The Journal Of Bone And Joint Surgery - Volume 101 - Issue 6 - p. 531-538

Femoral Bone Remodeling in Revision Total Hip Arthroplasty with Use of Modular Compared with Monoblock Tapered Fluted Titanium Stems

Huang Yong, MD; Shao Hongyi, MD; Zhou Yixin, MD, PhD; Gu Jianming, MD; Tang Hao, MD; Yang Dejin, MD;
Hip
Background: To our knowledge, no previous studies have compared periprosthetic bone remodeling around monoblock versus modular tapered fluted titanium stems with different stem length and thickness.
Methods: A retrospective comparative study was performed on 139 consecutive total hip arthroplasties (THAs) revised with a tapered fluted modular titanium stem and 114 consecutive THAs revised with a tapered fluted monoblock titanium stem. The latest follow-up radiographs were compared with immediate postoperative radiographs to assess bone restoration in residual osteolytic areas, femoral stress-shielding, spot-welds, and radiolucent lines. Diameter and medullary canal filling of the 2 stems were measured.
Results: More patients in the monoblock group demonstrated osseous restoration than in the modular group (p = 0.009), and the modular stem exerted more severe stress-shielding on the femur (p < 0.001). Stem tip spot-welds developed in 88.5% of modular stems compared with 47.4% of the monoblock stems (p < 0.001). Spot-welds developed in 38.8% of modular stems at the modular junction. Partial or circumferential radiolucent lines were observed at the proximal segment of 30.9% of modular stems, compared with 14.0% of monoblock stems (p = 0.002).

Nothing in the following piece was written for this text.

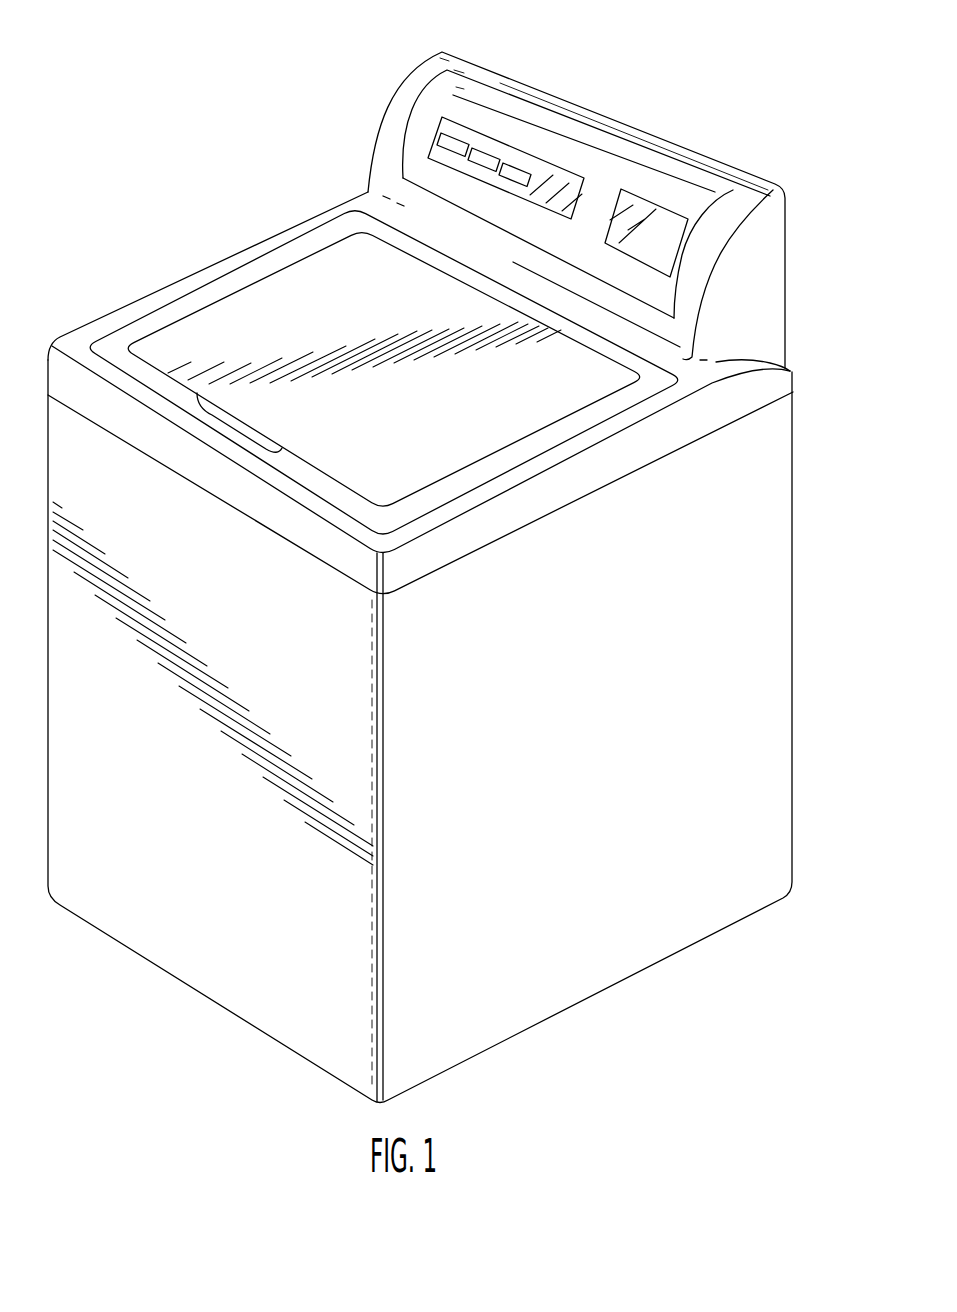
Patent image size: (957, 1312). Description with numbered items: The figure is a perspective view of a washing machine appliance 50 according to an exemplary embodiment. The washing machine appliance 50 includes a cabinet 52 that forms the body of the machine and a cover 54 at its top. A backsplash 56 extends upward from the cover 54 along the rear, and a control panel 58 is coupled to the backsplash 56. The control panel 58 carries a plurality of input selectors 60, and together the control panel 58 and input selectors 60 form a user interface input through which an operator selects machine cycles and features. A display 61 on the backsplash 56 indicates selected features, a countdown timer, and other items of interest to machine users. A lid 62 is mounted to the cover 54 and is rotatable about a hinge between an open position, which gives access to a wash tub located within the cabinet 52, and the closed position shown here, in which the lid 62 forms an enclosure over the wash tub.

Conclusions: Compared with the longer and thinner monoblock stems, modular stems had less proximal osseous restoration in residual osteolytic areas and more severe femoral stress-shielding, stem tip spot-welds, and radiolucent lines around the stems, which were stiffer and had a shorter distal section. The stem diameter and stiffness (which were influenced by stem length, curvature, and modularity) determined bone remodeling patterns.
Level of Evidence: Therapeutic Level III. See Instructions for Authors for a complete description of levels of evidence.